Republicans intended things, too, but were only able to politically attain the few concessions that they received, such as no federal subsidies in stat es with no state exchanges. If Roberts takes that away, we might as well have a new amendment that Legislative intent is only what Democrats say it is at any given time.
-PJ
Yeah, I pay 5k and have to pay another 6,500.00 deductible before insurance pays me back anything.
My family has separate policies because a family plan would have a 13k deductible before anything pays.
Between the three of us I pay $9000 a year in after tax money for not so great insurance.
Then they wonder why housing markets are collapsing; plus the new Obamacare tax of 4% on the sale of a house.
Dare die in California and your family may only see half what you saved in life, the rest going to government and losers.
"...some states are preparing contingency plans to avert a disaster if the court strikes down access to federally subsidized health care for their residents."
The writer has it backwards. The premise of the claim is false. Obamacare itself is the disaster that was not averted. Striking it down would be the first step of recovery.
Cordially,
Once again, the Republican’s stupidity is on display for all to see.

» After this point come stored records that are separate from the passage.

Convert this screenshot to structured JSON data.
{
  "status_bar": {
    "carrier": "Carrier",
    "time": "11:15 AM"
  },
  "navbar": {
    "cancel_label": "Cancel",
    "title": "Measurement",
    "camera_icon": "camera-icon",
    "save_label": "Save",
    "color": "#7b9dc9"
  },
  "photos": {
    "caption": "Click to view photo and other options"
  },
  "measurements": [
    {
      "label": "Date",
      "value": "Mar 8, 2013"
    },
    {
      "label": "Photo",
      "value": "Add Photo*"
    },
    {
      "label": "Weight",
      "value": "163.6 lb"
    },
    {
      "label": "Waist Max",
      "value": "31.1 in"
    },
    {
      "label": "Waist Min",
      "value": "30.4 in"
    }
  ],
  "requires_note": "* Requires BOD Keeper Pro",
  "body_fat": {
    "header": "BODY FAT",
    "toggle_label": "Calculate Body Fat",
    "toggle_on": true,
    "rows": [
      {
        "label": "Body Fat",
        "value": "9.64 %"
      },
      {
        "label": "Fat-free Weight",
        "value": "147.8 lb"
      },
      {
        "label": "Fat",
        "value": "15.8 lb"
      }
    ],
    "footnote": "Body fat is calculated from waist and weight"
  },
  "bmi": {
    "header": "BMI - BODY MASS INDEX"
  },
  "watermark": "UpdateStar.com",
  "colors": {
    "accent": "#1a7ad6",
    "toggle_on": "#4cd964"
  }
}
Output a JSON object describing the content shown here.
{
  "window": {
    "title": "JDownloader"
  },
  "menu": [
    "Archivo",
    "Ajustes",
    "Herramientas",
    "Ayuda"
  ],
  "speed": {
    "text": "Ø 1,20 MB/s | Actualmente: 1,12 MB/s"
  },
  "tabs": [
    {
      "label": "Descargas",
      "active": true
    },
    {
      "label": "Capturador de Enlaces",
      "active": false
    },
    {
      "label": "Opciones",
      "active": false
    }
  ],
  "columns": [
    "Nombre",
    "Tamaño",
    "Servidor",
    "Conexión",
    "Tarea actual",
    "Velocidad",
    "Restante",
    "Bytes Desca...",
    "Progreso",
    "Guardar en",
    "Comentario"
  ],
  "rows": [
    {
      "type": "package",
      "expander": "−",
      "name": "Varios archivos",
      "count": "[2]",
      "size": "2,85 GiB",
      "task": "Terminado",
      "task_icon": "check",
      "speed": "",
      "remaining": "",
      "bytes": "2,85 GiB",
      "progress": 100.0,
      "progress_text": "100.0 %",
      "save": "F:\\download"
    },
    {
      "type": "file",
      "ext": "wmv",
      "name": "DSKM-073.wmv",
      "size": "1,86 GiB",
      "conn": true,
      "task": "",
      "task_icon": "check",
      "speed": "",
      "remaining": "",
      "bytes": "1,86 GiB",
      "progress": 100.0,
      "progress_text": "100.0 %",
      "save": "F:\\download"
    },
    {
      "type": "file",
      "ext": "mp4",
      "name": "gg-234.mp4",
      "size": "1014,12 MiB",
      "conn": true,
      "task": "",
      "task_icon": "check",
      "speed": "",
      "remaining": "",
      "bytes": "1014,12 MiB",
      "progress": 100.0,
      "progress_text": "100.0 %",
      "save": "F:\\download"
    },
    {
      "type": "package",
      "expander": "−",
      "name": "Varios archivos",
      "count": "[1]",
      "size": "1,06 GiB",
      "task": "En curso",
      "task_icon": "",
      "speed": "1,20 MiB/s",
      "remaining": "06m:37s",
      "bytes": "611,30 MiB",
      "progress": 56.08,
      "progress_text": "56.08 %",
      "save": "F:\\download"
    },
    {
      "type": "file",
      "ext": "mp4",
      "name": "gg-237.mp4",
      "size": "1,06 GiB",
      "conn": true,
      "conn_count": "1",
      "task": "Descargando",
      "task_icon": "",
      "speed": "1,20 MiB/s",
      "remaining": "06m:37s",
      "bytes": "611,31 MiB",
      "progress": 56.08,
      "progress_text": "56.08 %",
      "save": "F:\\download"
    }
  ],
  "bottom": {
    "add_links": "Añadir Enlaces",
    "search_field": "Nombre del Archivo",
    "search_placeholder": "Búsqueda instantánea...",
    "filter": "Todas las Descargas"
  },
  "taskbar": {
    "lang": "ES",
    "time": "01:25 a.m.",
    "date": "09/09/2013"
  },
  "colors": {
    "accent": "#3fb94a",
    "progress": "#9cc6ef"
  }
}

The Democrats - if they win, they win big. If they lose, their story - that it was a drafting error - has been told over and over and over since the case was first accepted for review.
The truth - which is that state-funded exchanges were a necessary compromise to pass the bill, and that that fact is well documented in floor debates and in the press - how many times have McConnell and Boehner said that? Have they EVER said it?
So, when “emergency legislation” is introduced to “correct the drafting error”, what will the Republicans do then?
I prefer Plan M
Plan C is great. Repeal every word of ObamaCare —Cruz.